# Kubota B3030



## Moose's Mowing (Oct 6, 2012)

Oh, the endless joys of Kubota products.....

I have a B3030. The 4x4 doesn't work. When shifting, I can feel the gears shift in to each other. So I'm assuming the problem is after the transmission. Maybe a busted driveshaft, broken gear etc in the front end? I looked at an assembly diagram for the 4x4 system. It's over my head, lot of parts in there. Anyone know these tractors well enough to point me in the right direction? 

This tractor has been a POS since day one. Bought it used from some Amish guy.....NEVER trust the Amish. To add insult to injury, guy I bought it from filled the rear tires with WATER. That's all well and good in warm climates. Tires are frozen solid, literally. The thing has zero traction. I got it stuck in the grass today. Yes, stuck in the grass, not snow, not mud, but grass. Anyone wanna buy a piece of crap Kubota? Some key features: Underpowered, crappy hydro trans, weak ass loader, crappy 4x4, hard to start, slow, pathetic 3 point lift ability. Comfy seat though.


----------



## fire (Mar 22, 2008)

I will give you $200.00 for it


----------



## Moose's Mowing (Oct 6, 2012)

^^lol.

I'm half tempted to take that offer. I'm so sick of fixing this pile of junk I'll soon be ready to give the damn thing away.


----------



## fire (Mar 22, 2008)

When your ready I can send you my number I will pick it up


----------



## hanse1bd (Oct 26, 2013)

When you say you got stuck on grass, were the rear tires spinning? 

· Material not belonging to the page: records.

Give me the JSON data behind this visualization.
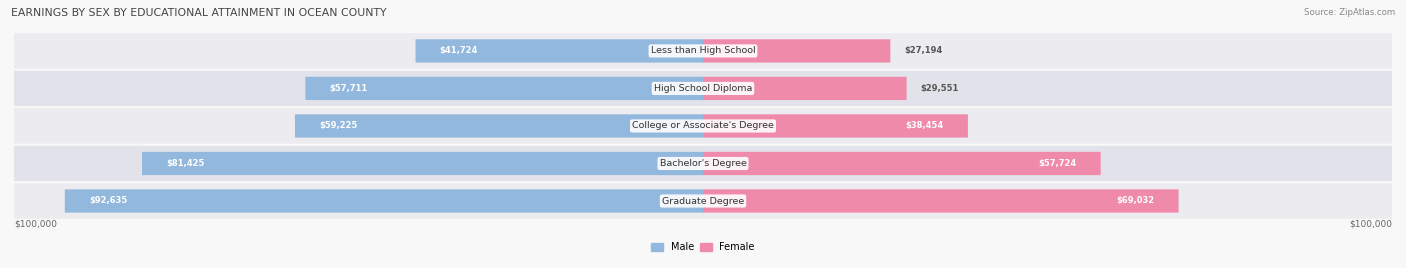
{
  "title": "EARNINGS BY SEX BY EDUCATIONAL ATTAINMENT IN OCEAN COUNTY",
  "source": "Source: ZipAtlas.com",
  "categories": [
    "Less than High School",
    "High School Diploma",
    "College or Associate's Degree",
    "Bachelor's Degree",
    "Graduate Degree"
  ],
  "male_values": [
    41724,
    57711,
    59225,
    81425,
    92635
  ],
  "female_values": [
    27194,
    29551,
    38454,
    57724,
    69032
  ],
  "male_color": "#92b8de",
  "female_color": "#f08aaa",
  "male_label": "Male",
  "female_label": "Female",
  "max_value": 100000,
  "bar_height": 0.62,
  "row_bg_even": "#ebebf0",
  "row_bg_odd": "#e2e2ea",
  "title_color": "#444444",
  "source_color": "#888888",
  "label_color": "#333333",
  "value_inside_color": "#ffffff",
  "value_outside_color": "#555555",
  "axis_tick_label": "$100,000"
}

I had a John Deere 4100 and thought that my hydrostat transmission was going out. Wouldn't climb a snowy hill one day, motor wasn't loading down and tires didn't break loose and spin like they normally would on this hill. I was just about ready to have the Dealership pick it up for a rebuild. Long story short, I happened to look over the fender and noticed the rim spinning inside the tire. The tire was loaded, but flat (no air pressure). Couldn't tell by looking at it. I put some air in the tire and that fixed my problem. Plenty of power to the ground after that.


----------



## Moose's Mowing (Oct 6, 2012)

getting stuck in the grass was just insult to injury. To be fair, not the tractors fault. The previous owner told me he filled them tires with beet juice. That's a load of poo-poo cause the tires are frozen solid, since they're rock hard, they have next to zero traction and the 4x4 doesn't work....perfect storm. Getting stuck in the back yard in grass pissed me off enough to unload this pile of crap. It's been a fight since day one.


----------



## SnowFakers (Dec 31, 2012)

Im real happy with my B7100. Not sure what model yours is but mine does more than I ask it to do. Just shy of 5k hours and the motor still fires right up after cycling the plugs twice.

Edit: After looking at tractordata.com, your tractor is a bit bigger than mine, and has a bit more lifting power. I looked through the 4x4 schematic and you are on your own there


----------



## Moose's Mowing (Oct 6, 2012)

I'm a little hesitant to tear into the front axle cause it looks like there's a lot going on in there. Just a tad more than a regular truck axle to say the least. I'm sure it's not that much more difficult, but I'm leery. Either way, I hate the stupid thing.


----------



## contractor078 (Dec 23, 2009)

i am in newark de working if you want to unload i would take it off your hands. what do you want for it?


----------